「HK 変態仮面」ネタバレあり

素晴らしい。
ちょっと舐めてかかってたのですが予想外に素晴らしかった。
基本的に低予算映画です。深夜ドラマに毛が生えたぐらいのライン。ただし要所はしっかりと押さえてるので大スクリーンで見てもしょぼくない。要所=主に変態仮面および敵の身体。ちょうセクシー。ちょうカッコいい。
なんつーか「成功した劇場版るろうに剣心」ていう説明がしっくりきます。いやホントにやってることは結構近いんですよ。役者の体当たりなバトルが売りで、そこにショボイCGをぺたぺた貼って、敵の親玉がすごく脱力系で言い訳がましい感じにショボくて、ストーリーは漫画原作の要素を割と無理に詰め込んで端折りまくってるのでプロットに沿って粗筋を述べてるだけの代物で、といった。細かい部分はさておき、大まかな道具立てについては、邦画だからコレで勘弁してよね、みたいな小物感に最初から引きこもってる感じがなくもない。
けど、るろ剣がダメだった僕が全然おけーだったんですよ変態仮面
 
何が良かったか。
仮面ライダー文脈とか忘れてアメコミ映画文脈で見るのが妥当です。そうするとまずクリアされるのが変態仮面のコスチューム。変態連呼してますが、アメコミのピッチリタイツマッチョと比較して、変態仮面の露出度は少し多いぐらいであって、並べてしまえばそこまで変態な恰好ではない。逆に肌露出が多いのが好感触に思えてきます。
てのは、最近のアメコミ映画化ってさ、マッチョタイツ姿を嫌がるんですよね。理屈をいろいろくっつけて、日本のスーツ物ヒーローと同じ以上に鎧姿にビッチリ身を隠しててさ。近作のバットマンなんかがその代表ですけど肉体勝負じゃない。武器使わないで自分の身体で勝負だぜと言いつつ肉体を隠しちゃう。けど、アメコミつったら、やっぱマッチョが大きな売りだったはずなんですよ。ピッチリしたスーツに身を包んでるのがバタくさくてアメリカンな方向にカッコよかったはずでさ。だのにアメコミ映画ときたら、役者の鍛え上げた肉体をみせるぜてのは普通のアクション映画に譲っちゃってCGの派手な絵やフィギュアコレクター好みな細かい造形ばっかで。ヒーローのヒーローらしさ、画面内のヒーローとしての存在感が希薄になっちゃってる部分が無きにしも非ず、だったんですよね。
 
変態仮面は、そういう映画化されまくってるアメコミヒーローたちの隙間を見事に突いてくれた。
極限まで露出した肉体美で勝負。
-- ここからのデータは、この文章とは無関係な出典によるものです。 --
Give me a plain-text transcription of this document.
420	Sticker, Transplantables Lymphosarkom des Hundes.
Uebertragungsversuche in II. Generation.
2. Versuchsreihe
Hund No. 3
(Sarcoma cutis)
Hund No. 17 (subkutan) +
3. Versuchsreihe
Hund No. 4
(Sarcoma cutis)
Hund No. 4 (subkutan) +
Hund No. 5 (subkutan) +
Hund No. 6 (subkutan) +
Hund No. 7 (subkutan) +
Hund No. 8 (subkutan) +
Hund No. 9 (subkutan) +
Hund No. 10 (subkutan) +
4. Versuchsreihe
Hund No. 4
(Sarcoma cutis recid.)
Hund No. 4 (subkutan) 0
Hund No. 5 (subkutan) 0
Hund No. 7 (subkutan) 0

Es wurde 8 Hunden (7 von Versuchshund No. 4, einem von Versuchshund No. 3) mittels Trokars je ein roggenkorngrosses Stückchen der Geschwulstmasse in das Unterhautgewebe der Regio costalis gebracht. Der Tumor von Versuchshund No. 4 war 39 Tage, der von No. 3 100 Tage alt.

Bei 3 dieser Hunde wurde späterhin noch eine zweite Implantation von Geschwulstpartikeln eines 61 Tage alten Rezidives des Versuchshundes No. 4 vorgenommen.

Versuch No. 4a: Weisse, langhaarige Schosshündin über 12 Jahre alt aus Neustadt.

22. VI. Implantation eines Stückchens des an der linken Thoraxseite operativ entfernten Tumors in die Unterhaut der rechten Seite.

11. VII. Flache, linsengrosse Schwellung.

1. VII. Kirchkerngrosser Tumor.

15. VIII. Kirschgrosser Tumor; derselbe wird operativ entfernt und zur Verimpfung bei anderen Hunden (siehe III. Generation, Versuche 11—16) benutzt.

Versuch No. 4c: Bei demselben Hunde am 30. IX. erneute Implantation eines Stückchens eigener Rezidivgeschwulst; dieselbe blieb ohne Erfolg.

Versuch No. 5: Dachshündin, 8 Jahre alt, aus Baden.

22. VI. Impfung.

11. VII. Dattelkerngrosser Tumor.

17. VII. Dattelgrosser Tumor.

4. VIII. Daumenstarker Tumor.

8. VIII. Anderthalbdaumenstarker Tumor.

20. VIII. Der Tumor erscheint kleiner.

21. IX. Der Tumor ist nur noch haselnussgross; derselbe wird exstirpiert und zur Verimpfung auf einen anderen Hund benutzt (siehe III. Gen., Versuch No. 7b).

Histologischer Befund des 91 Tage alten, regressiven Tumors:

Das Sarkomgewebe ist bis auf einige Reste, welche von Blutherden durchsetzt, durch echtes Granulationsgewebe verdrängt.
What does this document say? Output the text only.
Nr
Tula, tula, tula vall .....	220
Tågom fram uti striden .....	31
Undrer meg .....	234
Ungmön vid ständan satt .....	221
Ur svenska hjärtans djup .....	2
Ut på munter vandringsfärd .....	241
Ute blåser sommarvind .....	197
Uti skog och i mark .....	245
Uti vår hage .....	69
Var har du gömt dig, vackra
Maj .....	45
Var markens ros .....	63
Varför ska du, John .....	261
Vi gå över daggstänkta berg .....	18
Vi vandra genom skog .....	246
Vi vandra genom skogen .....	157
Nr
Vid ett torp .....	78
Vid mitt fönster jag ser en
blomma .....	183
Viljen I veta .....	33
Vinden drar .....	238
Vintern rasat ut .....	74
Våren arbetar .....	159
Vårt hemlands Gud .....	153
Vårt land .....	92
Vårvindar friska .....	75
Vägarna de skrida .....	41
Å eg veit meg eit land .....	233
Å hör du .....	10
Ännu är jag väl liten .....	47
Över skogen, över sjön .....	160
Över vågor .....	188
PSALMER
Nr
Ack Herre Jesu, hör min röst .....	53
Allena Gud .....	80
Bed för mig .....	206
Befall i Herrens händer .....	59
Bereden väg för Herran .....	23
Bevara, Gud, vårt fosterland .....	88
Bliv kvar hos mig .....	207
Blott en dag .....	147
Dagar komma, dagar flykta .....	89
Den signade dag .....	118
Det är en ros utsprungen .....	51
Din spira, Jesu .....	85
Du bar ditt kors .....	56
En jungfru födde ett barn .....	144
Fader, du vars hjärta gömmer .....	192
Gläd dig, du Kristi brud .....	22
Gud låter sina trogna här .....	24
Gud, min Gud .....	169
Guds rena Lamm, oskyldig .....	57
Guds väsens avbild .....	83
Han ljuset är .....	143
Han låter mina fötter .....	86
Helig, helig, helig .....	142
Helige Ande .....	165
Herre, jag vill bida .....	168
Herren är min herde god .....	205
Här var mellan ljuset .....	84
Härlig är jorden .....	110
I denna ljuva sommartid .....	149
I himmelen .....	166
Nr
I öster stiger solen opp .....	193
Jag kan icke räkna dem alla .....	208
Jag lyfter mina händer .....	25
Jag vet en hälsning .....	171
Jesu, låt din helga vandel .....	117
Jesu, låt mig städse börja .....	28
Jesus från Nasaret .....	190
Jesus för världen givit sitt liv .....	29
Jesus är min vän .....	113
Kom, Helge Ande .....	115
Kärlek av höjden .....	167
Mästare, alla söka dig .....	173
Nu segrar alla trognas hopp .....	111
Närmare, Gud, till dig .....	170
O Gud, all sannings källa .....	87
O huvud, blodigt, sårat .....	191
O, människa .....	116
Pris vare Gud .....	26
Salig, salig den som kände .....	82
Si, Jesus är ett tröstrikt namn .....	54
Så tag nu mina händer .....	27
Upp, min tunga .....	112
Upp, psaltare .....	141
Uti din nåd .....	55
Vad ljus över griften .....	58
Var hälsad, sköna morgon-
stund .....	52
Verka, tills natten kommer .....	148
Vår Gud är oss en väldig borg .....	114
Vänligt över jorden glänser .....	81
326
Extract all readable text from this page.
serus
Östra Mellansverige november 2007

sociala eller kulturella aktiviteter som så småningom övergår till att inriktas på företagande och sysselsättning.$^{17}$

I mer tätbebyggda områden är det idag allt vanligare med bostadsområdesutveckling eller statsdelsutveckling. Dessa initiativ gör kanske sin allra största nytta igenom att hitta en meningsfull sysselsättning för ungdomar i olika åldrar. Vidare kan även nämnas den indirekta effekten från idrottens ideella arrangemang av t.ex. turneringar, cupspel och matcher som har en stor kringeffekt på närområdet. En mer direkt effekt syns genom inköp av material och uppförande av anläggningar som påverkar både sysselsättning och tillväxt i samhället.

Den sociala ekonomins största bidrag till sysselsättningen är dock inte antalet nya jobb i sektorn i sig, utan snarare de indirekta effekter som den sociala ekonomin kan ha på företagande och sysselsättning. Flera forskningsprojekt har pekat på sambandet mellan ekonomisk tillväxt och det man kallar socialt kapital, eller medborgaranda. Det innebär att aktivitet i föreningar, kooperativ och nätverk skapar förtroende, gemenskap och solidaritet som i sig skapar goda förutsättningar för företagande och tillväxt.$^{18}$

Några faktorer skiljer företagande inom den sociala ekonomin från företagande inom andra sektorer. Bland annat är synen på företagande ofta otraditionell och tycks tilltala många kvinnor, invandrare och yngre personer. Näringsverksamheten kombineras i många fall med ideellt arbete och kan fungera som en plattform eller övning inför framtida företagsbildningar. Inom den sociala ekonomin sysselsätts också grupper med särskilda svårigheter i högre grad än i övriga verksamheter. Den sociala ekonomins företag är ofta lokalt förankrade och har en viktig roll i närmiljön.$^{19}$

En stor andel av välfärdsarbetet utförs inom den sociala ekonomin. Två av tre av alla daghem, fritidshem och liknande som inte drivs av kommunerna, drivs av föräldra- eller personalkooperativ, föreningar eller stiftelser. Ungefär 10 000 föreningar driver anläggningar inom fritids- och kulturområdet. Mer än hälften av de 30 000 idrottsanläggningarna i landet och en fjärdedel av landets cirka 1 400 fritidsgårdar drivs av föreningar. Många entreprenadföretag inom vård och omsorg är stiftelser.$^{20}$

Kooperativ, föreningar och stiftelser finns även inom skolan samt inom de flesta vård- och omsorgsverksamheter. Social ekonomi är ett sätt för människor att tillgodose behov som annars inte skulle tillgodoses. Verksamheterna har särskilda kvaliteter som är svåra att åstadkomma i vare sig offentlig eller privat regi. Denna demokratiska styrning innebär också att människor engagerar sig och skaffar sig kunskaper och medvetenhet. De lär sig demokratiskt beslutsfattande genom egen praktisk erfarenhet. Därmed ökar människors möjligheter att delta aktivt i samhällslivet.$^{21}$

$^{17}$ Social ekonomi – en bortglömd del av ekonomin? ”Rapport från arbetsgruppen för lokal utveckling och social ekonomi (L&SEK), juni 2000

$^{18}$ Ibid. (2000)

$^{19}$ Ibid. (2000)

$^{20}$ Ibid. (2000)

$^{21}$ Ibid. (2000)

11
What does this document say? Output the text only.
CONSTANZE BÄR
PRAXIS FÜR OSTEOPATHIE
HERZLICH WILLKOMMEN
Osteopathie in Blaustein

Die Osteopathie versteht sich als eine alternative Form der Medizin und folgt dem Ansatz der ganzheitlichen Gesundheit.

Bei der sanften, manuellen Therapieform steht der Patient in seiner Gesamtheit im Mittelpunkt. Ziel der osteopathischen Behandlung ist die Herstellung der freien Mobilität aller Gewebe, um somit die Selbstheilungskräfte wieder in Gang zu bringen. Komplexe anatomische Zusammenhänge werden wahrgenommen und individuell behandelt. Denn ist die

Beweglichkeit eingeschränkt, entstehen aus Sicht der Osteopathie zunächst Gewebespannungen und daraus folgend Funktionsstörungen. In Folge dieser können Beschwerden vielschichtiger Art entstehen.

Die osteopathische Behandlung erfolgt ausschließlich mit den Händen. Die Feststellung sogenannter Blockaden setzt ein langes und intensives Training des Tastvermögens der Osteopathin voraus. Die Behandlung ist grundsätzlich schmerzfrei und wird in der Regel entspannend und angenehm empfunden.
しかもマンガ原作を再現するため、要所要所でビシッと胴体を前に押し出した止めポーズを強調。もしかしたらCG加工してるかも、ってぐらいに身体が引き締まってるから文句なしでカッコいいの。変態じゃないのよ全く。むしろスローモーションと早回しばっかでいい加減どれも同じに見えてきたアクションムービー業界に殴り込みをかけるニュースタンダード。腕や足じゃなくて胴体をガツンと前に出したアクション(とはちょっと違うけど)ですよ。すごいよこれ。

さらに最大の敵となる偽変態仮面が凄い。
役者もすごいんだけどさ、亀甲縛りで猫背姿でオーラまとってるの見たとき「リニューアル後のエヴァンゲリオンだ!」って。生身姿でウルトラマンやっちゃうのじゃないよ。宴会芸みたいなもんだけど、確かにエヴァ初号機が暴走してる姿が被って見えるんですよ。
しかもヒーローの偽物っていうとさ、視聴者には一発で判る「微妙に違う感」があるじゃないですか。目が吊り上ってるとか黒が多いとかトゲトゲがついてるとか。
そうじゃないの。
違うの。
これは作中最大の凄いとこだから、見に行く人は読まないでほしいんだけど、
 

あのね、


 
毛が生えてる

んですよ。偽バージョンは!!

すごい。その差がすごい。原作よく覚えてないんだけど、偽変態仮面って原作でもこうなの?
いやでも説得力が絶大でしょう。正義の味方は無駄毛がない。偽物は毛が生えてる。この手があったか!って。生の身体で勝負かけてるから出来る。日本産アメコミ風味ヒーローとしては過去最高のヒーローになるんじゃないでしょうか。

是非に、上記のポイントを順守しつつ、ハリウッド50億円大作ぐらいにリメイクすべきです。ヒーロー物が変わるから。